Volker UllrichCDU/CSU - Rehabilitierung politisch Verfolgter der DDR
Herr Präsident! Meine sehr verehrten Damen und Herren! Die Mauer ist vor 25 Jahren gefallen – und damit der SED-Unrechtsstaat. Die Opfer leiden noch heute. „ Zu viele Verbote und zu wenig Rechte gab es in diesem Land“ – das schreibt der Autor Jürgen Brand in seinem Buch „Hafterlebnisse eines DDR-Bürgers“. Er wollte frei sein, seine Meinung äußern, und war dann Opfer von Stasibespitzelung und Bedrängung. Er musste 20 Monate inhaftiert in einer Stasihaftanstalt verbringen. Dort wurde er in Einzelhaft gehalten, durfte nicht schreiben und nicht lesen. Er befand sich in Isolation und ist durch Mitarbeiter der Staatssicherheit bedrängt worden.
„Die Haft dauert an“, schreibt Angelika Cholewa in der Frankfurter Allgemeinen Zeitung. Auch sie wollte frei sein und in den Westen übersiedeln. Bei einem Fluchtversuch an der Grenze zur damaligen Tschechoslowakei wurde sie verhaftet und musste über drei Jahre in DDR-Haft verbringen. Sie wurde in der Haft schwer krank und bekam nicht die notwendige medizinische Versorgung. Ganz im Gegenteil: Man hat ihr sogar noch gedroht und vorgemacht, dass ihre Mutter im Sterben liege und sie diese nur sehen dürfe, wenn sie Mitglied der Stasi werde.
Jürgen Brand und Angelika Cholewa sind nur zwei von vielen Hunderttausend Opfern dieser Diktatur.
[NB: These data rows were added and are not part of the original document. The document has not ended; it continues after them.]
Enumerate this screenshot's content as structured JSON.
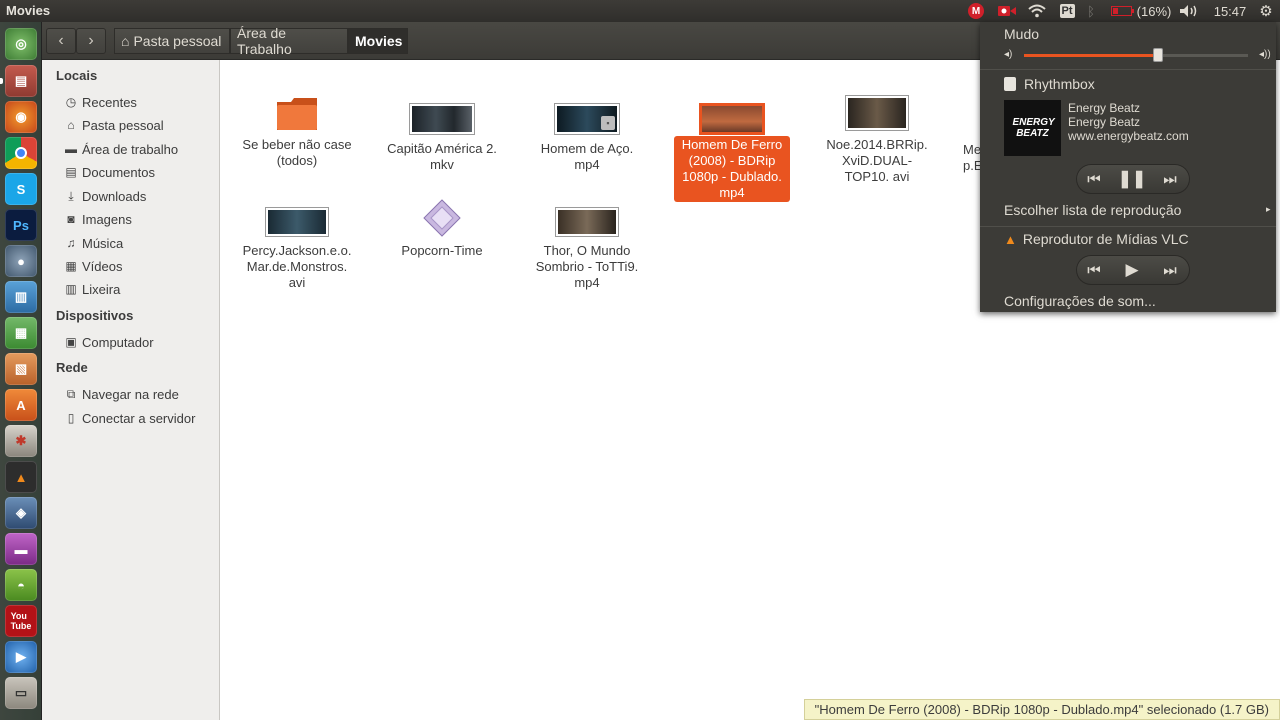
{
  "window": {
    "title": "Movies"
  },
  "indicators": {
    "battery_text": "(16%)",
    "clock": "15:47",
    "keyboard_layout": "Pt",
    "mail_badge": "M"
  },
  "toolbar": {
    "breadcrumbs": [
      "Pasta pessoal",
      "Área de Trabalho",
      "Movies"
    ]
  },
  "sidebar": {
    "sections": {
      "locais": "Locais",
      "dispositivos": "Dispositivos",
      "rede": "Rede"
    },
    "locais": [
      "Recentes",
      "Pasta pessoal",
      "Área de trabalho",
      "Documentos",
      "Downloads",
      "Imagens",
      "Música",
      "Vídeos",
      "Lixeira"
    ],
    "dispositivos": [
      "Computador"
    ],
    "rede": [
      "Navegar na rede",
      "Conectar a servidor"
    ]
  },
  "files": [
    {
      "name": "Se beber não case (todos)",
      "kind": "folder"
    },
    {
      "name": "Capitão América 2. mkv",
      "kind": "video"
    },
    {
      "name": "Homem de Aço. mp4",
      "kind": "video-locked"
    },
    {
      "name": "Homem De Ferro (2008) - BDRip 1080p - Dublado. mp4",
      "kind": "video",
      "selected": true
    },
    {
      "name": "Noe.2014.BRRip. XviD.DUAL-TOP10. avi",
      "kind": "video"
    },
    {
      "name": "Me p.E",
      "kind": "video-partial"
    },
    {
      "name": "Percy.Jackson.e.o. Mar.de.Monstros. avi",
      "kind": "video"
    },
    {
      "name": "Popcorn-Time",
      "kind": "app"
    },
    {
      "name": "Thor, O Mundo Sombrio - ToTTi9. mp4",
      "kind": "video"
    }
  ],
  "status": {
    "text": "\"Homem De Ferro (2008) - BDRip 1080p - Dublado.mp4\" selecionado  (1.7 GB)"
  },
  "sound_menu": {
    "mute_label": "Mudo",
    "volume_percent": 60,
    "player1": {
      "name": "Rhythmbox",
      "track_title": "Energy Beatz",
      "track_artist": "Energy Beatz",
      "track_url": "www.energybeatz.com",
      "album_art_text": "ENERGY BEATZ"
    },
    "playlist_label": "Escolher lista de reprodução",
    "player2": {
      "name": "Reprodutor de Mídias VLC"
    },
    "settings_label": "Configurações de som..."
  },
  "colors": {
    "accent": "#e95420",
    "panel": "#3c3b37",
    "status_bg": "#f5f3c8"
  }
}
Wenn beinahe 40 000 Menschen zurzeit eine SED-Opferrente beziehen, dann geht es um 40 000 Schicksale. Es handelt sich um 40 000 Menschen, die allesamt länger als ein halbes Jahr in Stasihaft waren und über ein halbes Jahr Verzweiflung und schreckliche Erlebnisse durchmachen mussten. Wer vor dem Hintergrund dieser Schicksale immer noch nicht erkannt hat, welche Dimension der Unrechtsstaat der SED hatte, der verhöhnt die Opfer, meine sehr verehrten Damen und Herren.
(Beifall bei der CDU/CSU sowie bei Abgeordneten der SPD und der Abg. Halina Wawzyniak [DIE LINKE])
Wir müssen bei der Bemessung der SED-Opferrente eine kluge und rechtsstaatlich exakte Abwägung vornehmen. Natürlich kann gesagt werden, dass 350, 400 oder 450 Euro immer noch besser seien als das, was wir in diesem Gesetzentwurf vorschlagen. Der entscheidende Punkt aber ist, dass wir bei der Bewältigung der Leiden der Opfer zweier Diktaturen auf deutschem Boden die Frage der Gleichmäßigkeit und der Verhältnismäßigkeit zu beachten haben. Deswegen meine ich, sollten die Opfer der SED-Diktatur so behandelt werden wie die Opfer der NS-Diktatur, nicht schlechter, aber auch nicht besser. Dieser Staat behandelt diese Opfergruppen gleich, weil damit auch das Signal ausgeht: Wir wollen weder auf dem Boden dieses Landes noch in Europa jemals wieder Zustände wie in der SED-Diktatur oder während des NS-Regimes haben.
Natürlich kann Geld eine verwundete Seele nicht heilen oder den Rechtsstaat wieder in die Balance bringen; aber wir sind vor dem Hintergrund unserer Geschichte und dem, was die Opfer durchgemacht haben, sowie vor dem Hintergrund ihrer eigenen Selbstachtung verpflichtet, sensibel mit diesem Thema umzugehen und die SED-Opferrente an dieses Niveau anzupassen. Die Tatsache, dass wir erst im Jahr 2007 – übrigens auch damals unter der Führung einer Großen Koalition – die SED-Opferrente eingeführt haben, zeigt, dass wir da vielleicht zu lange gezögert haben.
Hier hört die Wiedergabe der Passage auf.